Council chiefs have told enquiring residents that the ugly looking grass taking over the south side of the beach will continue for years to come and they won’t do anything about it.
Council bosses also tried to claim it would help combat climate change.
In a letter to high profile Southport champion and estate agent Gavin McGuire, council bosses said ““The spread of the saltmarsh and accretion of land at Southport beach along the southern shore of the Ribble estuary is a natural process which has been progressing over thousands of years.”
“The land on the coast at Southport is currently naturally accreting and has been for a long time.
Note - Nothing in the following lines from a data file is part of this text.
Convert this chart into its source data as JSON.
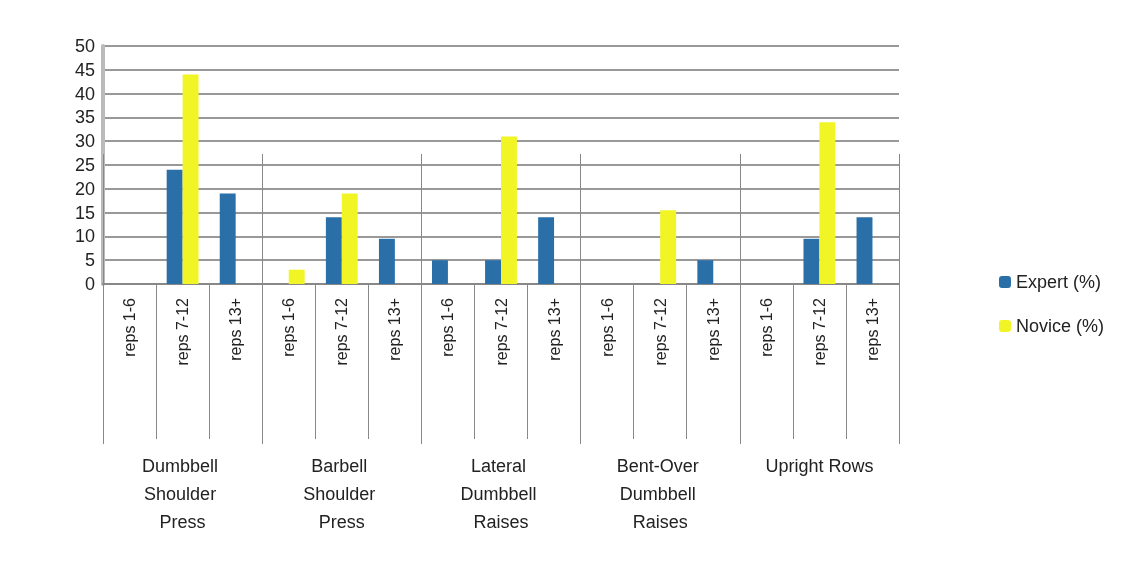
{
  "chart_data": {
    "type": "bar",
    "categories": [
      "reps 1-6",
      "reps 7-12",
      "reps 13+",
      "reps 1-6",
      "reps 7-12",
      "reps 13+",
      "reps 1-6",
      "reps 7-12",
      "reps 13+",
      "reps 1-6",
      "reps 7-12",
      "reps 13+",
      "reps 1-6",
      "reps 7-12",
      "reps 13+"
    ],
    "series": [
      {
        "name": "Expert (%)",
        "color": "#2a6fa8",
        "values": [
          0,
          24,
          19,
          0,
          14,
          9.5,
          5,
          5,
          14,
          0,
          0,
          5,
          0,
          9.5,
          14
        ]
      },
      {
        "name": "Novice (%)",
        "color": "#f2f525",
        "values": [
          0,
          44,
          0,
          3,
          19,
          0,
          0,
          31,
          0,
          0,
          15.5,
          0,
          0,
          34,
          0
        ]
      }
    ],
    "annotations": [
      "Dumbbell Shoulder Press",
      "Barbell Shoulder Press",
      "Lateral Dumbbell Raises",
      "Bent-Over Dumbbell Raises",
      "Upright Rows"
    ],
    "ylim": [
      0,
      50
    ],
    "yticks": [
      0,
      5,
      10,
      15,
      20,
      25,
      30,
      35,
      40,
      45,
      50
    ],
    "grid": "y",
    "legend": "right"
  }
}
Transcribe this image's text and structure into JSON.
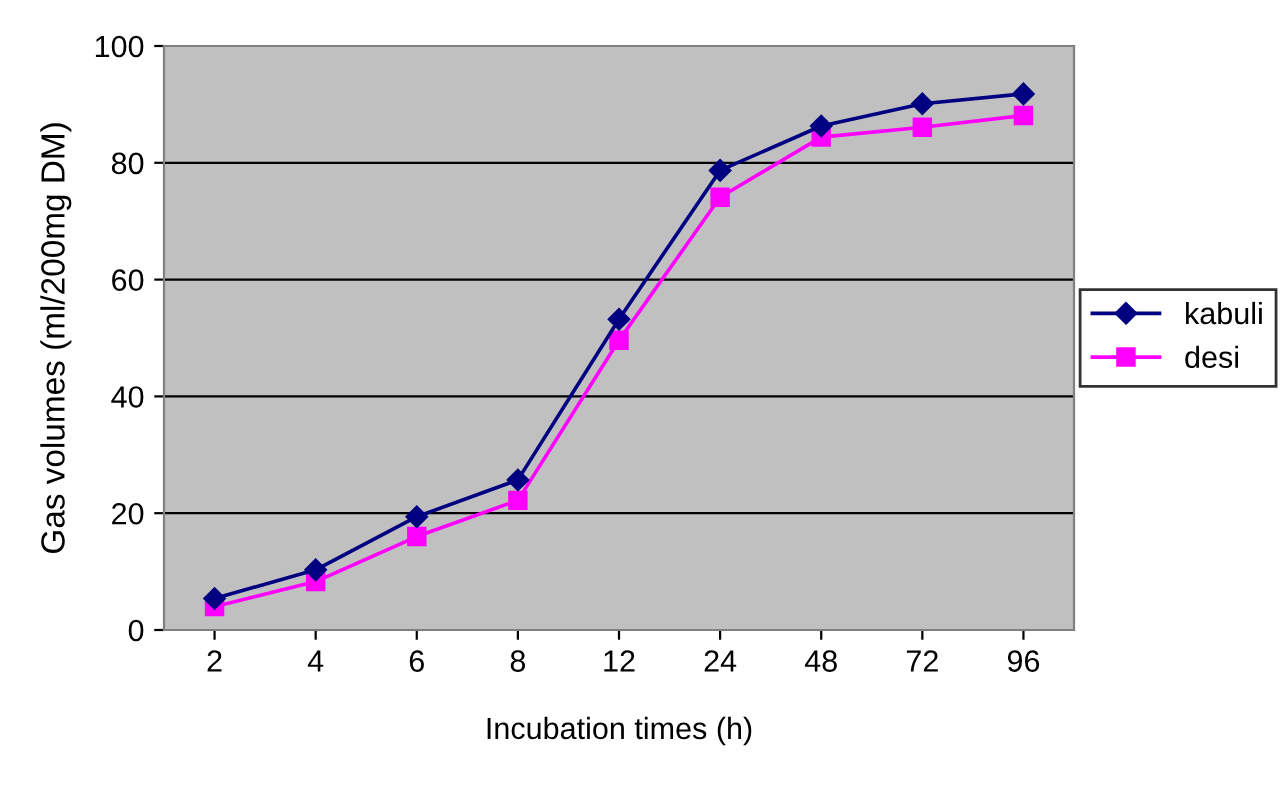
{
  "chart_data": {
    "type": "line",
    "xlabel": "Incubation times (h)",
    "ylabel": "Gas volumes (ml/200mg DM)",
    "categories": [
      "2",
      "4",
      "6",
      "8",
      "12",
      "24",
      "48",
      "72",
      "96"
    ],
    "series": [
      {
        "name": "kabuli",
        "color": "#000080",
        "marker": "diamond",
        "values": [
          5.4,
          10.3,
          19.4,
          25.7,
          53.2,
          78.7,
          86.3,
          90.1,
          91.8
        ]
      },
      {
        "name": "desi",
        "color": "#ff00ff",
        "marker": "square",
        "values": [
          4.0,
          8.3,
          16.0,
          22.2,
          49.6,
          74.1,
          84.4,
          86.1,
          88.1
        ]
      }
    ],
    "ylim": [
      0,
      100
    ],
    "yticks": [
      0,
      20,
      40,
      60,
      80,
      100
    ],
    "grid": "y",
    "legend": "right"
  }
}
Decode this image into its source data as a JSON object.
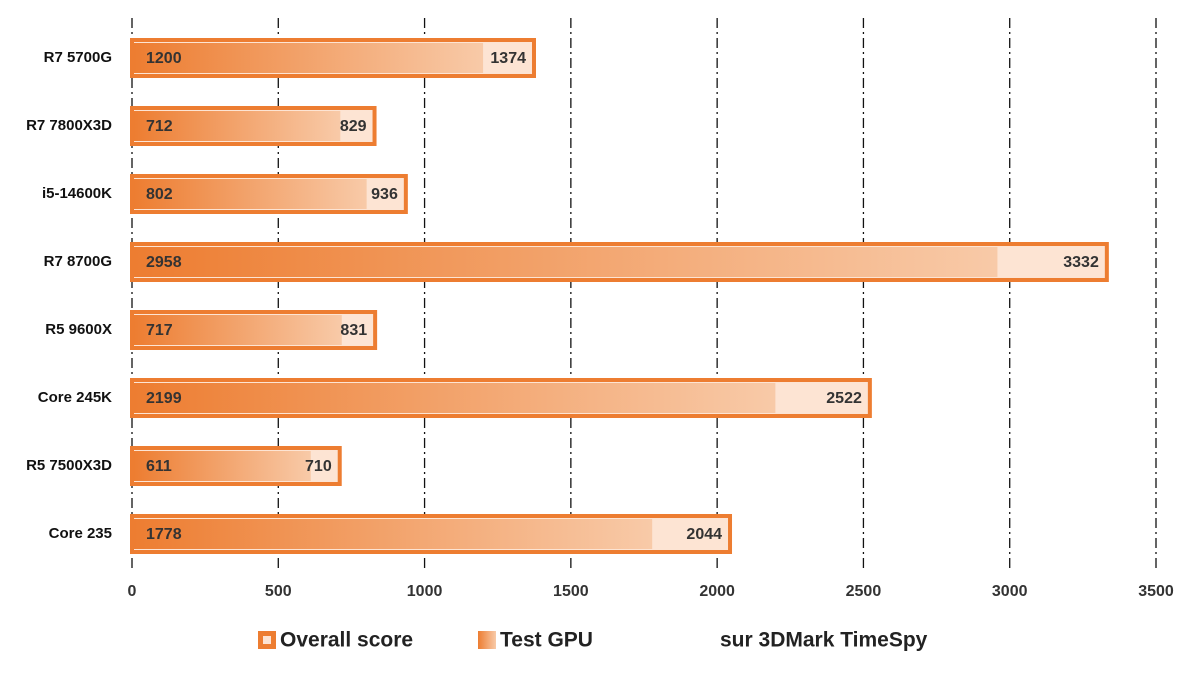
{
  "chart_data": {
    "type": "bar",
    "orientation": "horizontal",
    "note": "sur 3DMark TimeSpy",
    "categories": [
      "R7 5700G",
      "R7 7800X3D",
      "i5-14600K",
      "R7 8700G",
      "R5 9600X",
      "Core 245K",
      "R5 7500X3D",
      "Core 235"
    ],
    "series": [
      {
        "name": "Overall score",
        "color": "#ed7d31",
        "values": [
          1374,
          829,
          936,
          3332,
          831,
          2522,
          710,
          2044
        ]
      },
      {
        "name": "Test GPU",
        "color": "#ed7d31",
        "values": [
          1200,
          712,
          802,
          2958,
          717,
          2199,
          611,
          1778
        ]
      }
    ],
    "xlim": [
      0,
      3500
    ],
    "xticks": [
      0,
      500,
      1000,
      1500,
      2000,
      2500,
      3000,
      3500
    ],
    "grid": true
  }
}
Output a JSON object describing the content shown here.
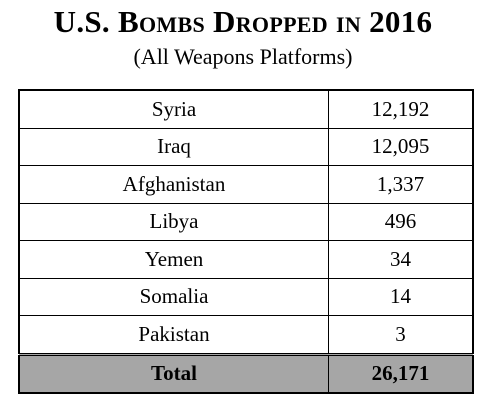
{
  "header": {
    "title": "U.S. Bombs Dropped in 2016",
    "subtitle": "(All Weapons Platforms)"
  },
  "table": {
    "rows": [
      [
        "Syria",
        "12,192"
      ],
      [
        "Iraq",
        "12,095"
      ],
      [
        "Afghanistan",
        "1,337"
      ],
      [
        "Libya",
        "496"
      ],
      [
        "Yemen",
        "34"
      ],
      [
        "Somalia",
        "14"
      ],
      [
        "Pakistan",
        "3"
      ]
    ],
    "total": [
      "Total",
      "26,171"
    ]
  }
}
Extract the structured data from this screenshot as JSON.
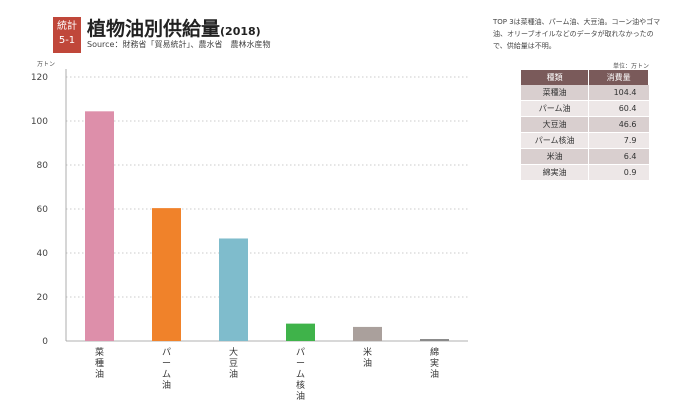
{
  "header": {
    "badge_line1": "統計",
    "badge_line2": "5-1",
    "title": "植物油別供給量",
    "title_year": "(2018)",
    "source": "Source：財務省「貿易統計」、農水省　農林水産物"
  },
  "note": "TOP 3は菜種油、パーム油、大豆油。コーン油やゴマ油、オリーブオイルなどのデータが取れなかったので、供給量は不明。",
  "table": {
    "unit": "単位：万トン",
    "headers": [
      "種類",
      "消費量"
    ],
    "rows": [
      {
        "name": "菜種油",
        "value": "104.4"
      },
      {
        "name": "パーム油",
        "value": "60.4"
      },
      {
        "name": "大豆油",
        "value": "46.6"
      },
      {
        "name": "パーム核油",
        "value": "7.9"
      },
      {
        "name": "米油",
        "value": "6.4"
      },
      {
        "name": "綿実油",
        "value": "0.9"
      }
    ]
  },
  "chart_data": {
    "type": "bar",
    "title": "植物油別供給量",
    "ylabel": "万トン",
    "ylim": [
      0,
      120
    ],
    "yticks": [
      0,
      20,
      40,
      60,
      80,
      100,
      120
    ],
    "grid": true,
    "categories": [
      "菜種油",
      "パーム油",
      "大豆油",
      "パーム核油",
      "米油",
      "綿実油"
    ],
    "values": [
      104.4,
      60.4,
      46.6,
      7.9,
      6.4,
      0.9
    ],
    "colors": [
      "#dd8faa",
      "#f0822a",
      "#7fbccc",
      "#3fb34a",
      "#aaa09c",
      "#8a8a8a"
    ]
  }
}
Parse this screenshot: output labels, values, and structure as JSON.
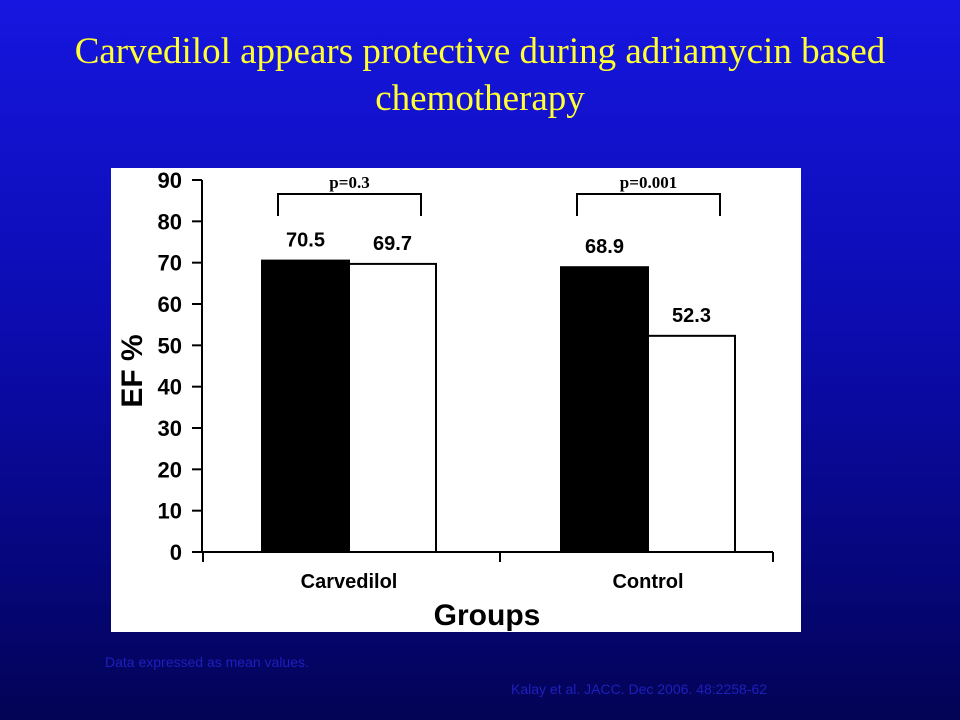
{
  "slide": {
    "title": "Carvedilol appears protective during adriamycin based chemotherapy",
    "footnote": "Data expressed as mean values.",
    "citation": "Kalay et al. JACC. Dec 2006. 48:2258-62"
  },
  "colors": {
    "title": "#ffff33",
    "background_top": "#1616e0",
    "background_bottom": "#030355",
    "bar_series_1": "#000000",
    "bar_series_2": "#ffffff"
  },
  "chart_data": {
    "type": "bar",
    "categories": [
      "Carvedilol",
      "Control"
    ],
    "series": [
      {
        "values": [
          70.5,
          68.9
        ]
      },
      {
        "values": [
          69.7,
          52.3
        ]
      }
    ],
    "value_labels": [
      [
        "70.5",
        "68.9"
      ],
      [
        "69.7",
        "52.3"
      ]
    ],
    "title": "",
    "xlabel": "Groups",
    "ylabel": "EF %",
    "ylim": [
      0,
      90
    ],
    "yticks": [
      0,
      10,
      20,
      30,
      40,
      50,
      60,
      70,
      80,
      90
    ],
    "annotations": [
      {
        "category": "Carvedilol",
        "text": "p=0.3"
      },
      {
        "category": "Control",
        "text": "p=0.001"
      }
    ],
    "grid": false,
    "legend": "none"
  }
}
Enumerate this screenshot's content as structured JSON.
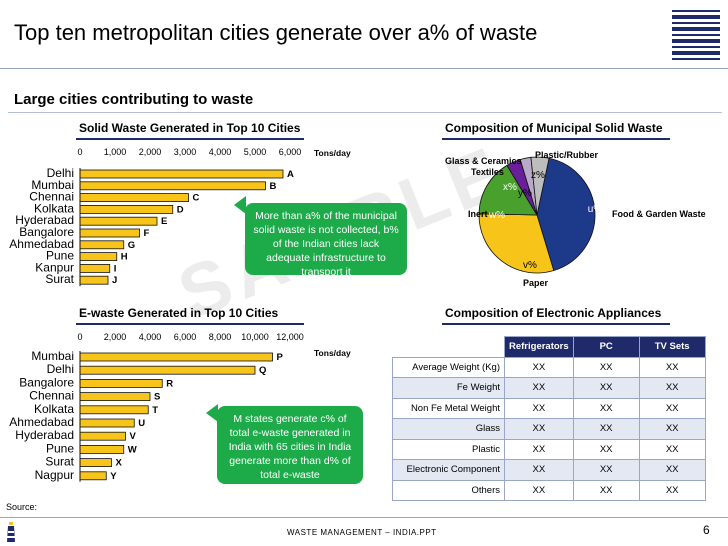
{
  "slide": {
    "title": "Top ten metropolitan cities generate over a% of waste",
    "section_header": "Large cities contributing to waste",
    "source_label": "Source:",
    "footer_text": "WASTE MANAGEMENT – INDIA.PPT",
    "page_number": "6",
    "watermark": "SAMPLE",
    "accent_color": "#1f2a6b",
    "bar_color": "#f7c41a",
    "callout_color": "#1dab4a"
  },
  "callouts": {
    "solid": "More than a% of the municipal solid waste is not collected, b% of the Indian cities lack adequate infrastructure to transport it",
    "ewaste": "M states generate c% of total e-waste generated in India with 65 cities in India generate more than d% of total e-waste"
  },
  "chart_data": [
    {
      "type": "bar",
      "orientation": "horizontal",
      "title": "Solid Waste Generated in Top 10 Cities",
      "unit_label": "Tons/day",
      "categories": [
        "Delhi",
        "Mumbai",
        "Chennai",
        "Kolkata",
        "Hyderabad",
        "Bangalore",
        "Ahmedabad",
        "Pune",
        "Kanpur",
        "Surat"
      ],
      "values": [
        5800,
        5300,
        3100,
        2650,
        2200,
        1700,
        1250,
        1050,
        850,
        800
      ],
      "data_labels": [
        "A",
        "B",
        "C",
        "D",
        "E",
        "F",
        "G",
        "H",
        "I",
        "J"
      ],
      "ticks": [
        "0",
        "1,000",
        "2,000",
        "3,000",
        "4,000",
        "5,000",
        "6,000"
      ],
      "xlim": [
        0,
        6000
      ],
      "grid": false,
      "legend": "none"
    },
    {
      "type": "bar",
      "orientation": "horizontal",
      "title": "E-waste Generated in Top 10 Cities",
      "unit_label": "Tons/day",
      "categories": [
        "Mumbai",
        "Delhi",
        "Bangalore",
        "Chennai",
        "Kolkata",
        "Ahmedabad",
        "Hyderabad",
        "Pune",
        "Surat",
        "Nagpur"
      ],
      "values": [
        11000,
        10000,
        4700,
        4000,
        3900,
        3100,
        2600,
        2500,
        1800,
        1500
      ],
      "data_labels": [
        "P",
        "Q",
        "R",
        "S",
        "T",
        "U",
        "V",
        "W",
        "X",
        "Y"
      ],
      "ticks": [
        "0",
        "2,000",
        "4,000",
        "6,000",
        "8,000",
        "10,000",
        "12,000"
      ],
      "xlim": [
        0,
        12000
      ],
      "grid": false,
      "legend": "none"
    },
    {
      "type": "pie",
      "title": "Composition of Municipal Solid Waste",
      "slices": [
        {
          "name": "Food & Garden Waste",
          "label": "u%",
          "value": 42,
          "color": "#1d3a8a"
        },
        {
          "name": "Paper",
          "label": "v%",
          "value": 30,
          "color": "#f7c41a"
        },
        {
          "name": "Inert",
          "label": "w%",
          "value": 16,
          "color": "#4aa02c"
        },
        {
          "name": "Textiles",
          "label": "x%",
          "value": 4,
          "color": "#6a1f9a"
        },
        {
          "name": "Glass & Ceramics",
          "label": "y%",
          "value": 3,
          "color": "#b8a9c9"
        },
        {
          "name": "Plastic/Rubber",
          "label": "z%",
          "value": 5,
          "color": "#bdbdbd"
        }
      ],
      "legend": "outside-labels"
    },
    {
      "type": "table",
      "title": "Composition of Electronic Appliances",
      "columns": [
        "Refrigerators",
        "PC",
        "TV Sets"
      ],
      "rows": [
        {
          "label": "Average Weight (Kg)",
          "values": [
            "XX",
            "XX",
            "XX"
          ]
        },
        {
          "label": "Fe Weight",
          "values": [
            "XX",
            "XX",
            "XX"
          ]
        },
        {
          "label": "Non Fe Metal Weight",
          "values": [
            "XX",
            "XX",
            "XX"
          ]
        },
        {
          "label": "Glass",
          "values": [
            "XX",
            "XX",
            "XX"
          ]
        },
        {
          "label": "Plastic",
          "values": [
            "XX",
            "XX",
            "XX"
          ]
        },
        {
          "label": "Electronic Component",
          "values": [
            "XX",
            "XX",
            "XX"
          ]
        },
        {
          "label": "Others",
          "values": [
            "XX",
            "XX",
            "XX"
          ]
        }
      ]
    }
  ]
}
In 1900 the tide previously reached as far into the town centre as Nevill Street.”
“A number of factors – Climate change, increases in fertiliser, the end of dredging in the Ribble, rising sea levels and other factors – are all conspiring to make it easier for that salt marsh vegetation to spread.
“Having said that, the aforementioned saltmarsh is actually an invaluable coastal defence and this is something which has been understood for hundreds of years, dating back most recently to the Victorians, who were aware of its invaluable coastal properties.”
“Sand dunes are now forming in front of the accreting land between Ainsdale and Birkdale – part of the process that has been happening on this coast for 7,000 years, and they already harbour many of the scarce and rare species the Sefton coast is internationally famous for.”